Closed mshalak-nix closed 4 years ago
Thanks for opening your first issue here! Be sure to follow the issue template!
Is there a particular endpoint that is slow in the Webserver ?
Looks like I figured it out. The issue was with prometheus exporter I used, here is the fix: https://github.com/robinhood/airflow-prometheus-exporter/pull/25 It generated wrong joins, which led to one metric repetition multiple times. Since the Prometheus endpoint was served by a web server, it constantly had to execute DB query which produced thousands of metric duplicates (depending on amount of tasks in DB), that's why web server was so slow. So closing this issue.
Apache Airflow version: 1.10.9
**Kubernetes version: 1.15.11
Environment:
What happened:
I started to notice that Airflow webserver performance degrades over time. At one moment all my webserver pods had 100% CPU used, so UI and API became too slow, even unusable.

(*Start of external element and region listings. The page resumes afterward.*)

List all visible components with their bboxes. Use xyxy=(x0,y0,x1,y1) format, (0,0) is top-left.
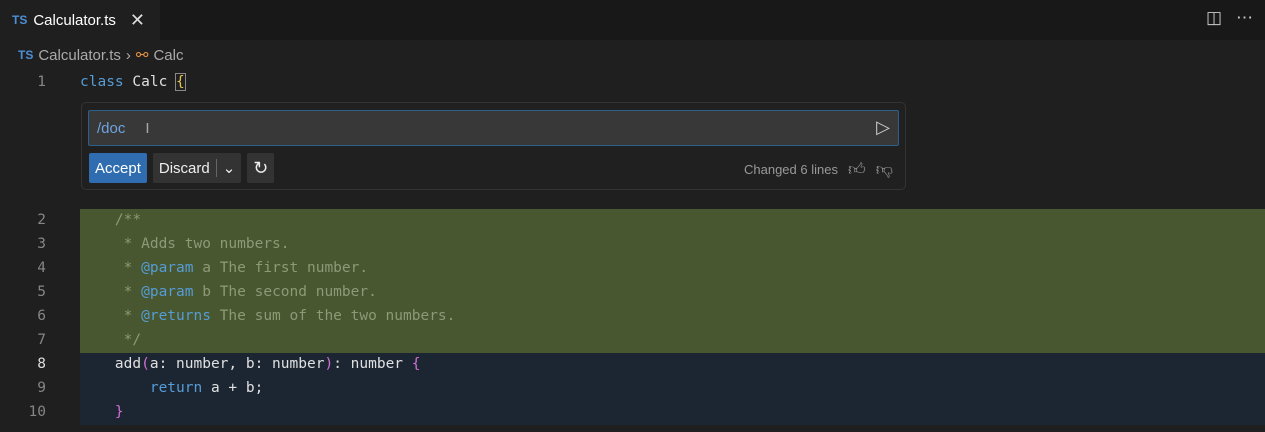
chat-input[interactable]: /doc I ▷ xyxy=(88,110,899,146)
code-line[interactable]: 2 /** xyxy=(0,208,1265,232)
breadcrumb-file[interactable]: Calculator.ts xyxy=(38,47,121,64)
split-editor-icon[interactable]: ◫ xyxy=(1206,8,1222,28)
inline-chat-widget: /doc I ▷ Accept Discard ⌄ ↻ Changed 6 line… xyxy=(81,102,906,190)
chevron-down-icon[interactable]: ⌄ xyxy=(215,159,235,177)
code-line[interactable]: 10 } xyxy=(0,400,1265,424)
thumbs-up-icon[interactable]: 👍︎ xyxy=(848,159,866,180)
code-line[interactable]: 3 * Adds two numbers. xyxy=(0,232,1265,256)
discard-button[interactable]: Discard ⌄ xyxy=(152,153,242,183)
breadcrumb-symbol[interactable]: Calc xyxy=(153,47,183,64)
typescript-icon: TS xyxy=(12,13,28,27)
typescript-icon: TS xyxy=(18,48,34,62)
tab-calculator-ts[interactable]: TS Calculator.ts ✕ xyxy=(0,0,160,40)
code-line[interactable]: 9 return a + b; xyxy=(0,376,1265,400)
tab-bar: TS Calculator.ts ✕ ◫ ⋯ xyxy=(0,0,1265,40)
code-line[interactable]: 4 * @param a The first number. xyxy=(0,256,1265,280)
code-line[interactable]: 1 class Calc { xyxy=(0,70,1265,94)
more-actions-icon[interactable]: ⋯ xyxy=(1236,8,1253,28)
close-icon[interactable]: ✕ xyxy=(130,10,145,31)
accept-button[interactable]: Accept xyxy=(89,153,147,183)
regenerate-button[interactable]: ↻ xyxy=(247,153,275,183)
class-symbol-icon: ⚯ xyxy=(135,47,149,64)
refresh-icon: ↻ xyxy=(253,157,269,178)
send-icon[interactable]: ▷ xyxy=(876,117,890,138)
code-line[interactable]: 8 add(a: number, b: number): number { xyxy=(0,352,1265,376)
breadcrumb: TS Calculator.ts › ⚯ Calc xyxy=(18,46,183,65)
chevron-right-icon: › xyxy=(125,46,131,64)
code-line[interactable]: 7 */ xyxy=(0,328,1265,352)
tab-title: Calculator.ts xyxy=(33,11,116,29)
status-text: Changed 6 lines xyxy=(744,162,838,177)
thumbs-down-icon[interactable]: 👎︎ xyxy=(876,159,893,180)
code-line[interactable]: 6 * @returns The sum of the two numbers. xyxy=(0,304,1265,328)
code-line[interactable]: 5 * @param b The second number. xyxy=(0,280,1265,304)
text-cursor-icon: I xyxy=(145,119,150,137)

I started to investigate this issue and looks like it depends on amount of task instances stored in DB. I had 100,000+ of them in the task_instance table. When I checked what process took full CPU on webserver pods, that was a gunicorn. After I cleaned up task_instance table, CPU usage dropped to nothing. Right now I have 30,000 tasks completed and see CPU spikes again. Also this issue seems to go away if I disable all my DAGs. Looks like webserver has some query which executes from time to time and consumes all the CPU.
What you expected to happen:
Amount of completed tasks do not influence the webserver performance.
How to reproduce it:
Generate 100,000 tasks and have 10 enabled DAGs in Airflow. Webserver CPU usage will be high, web becomes unusable.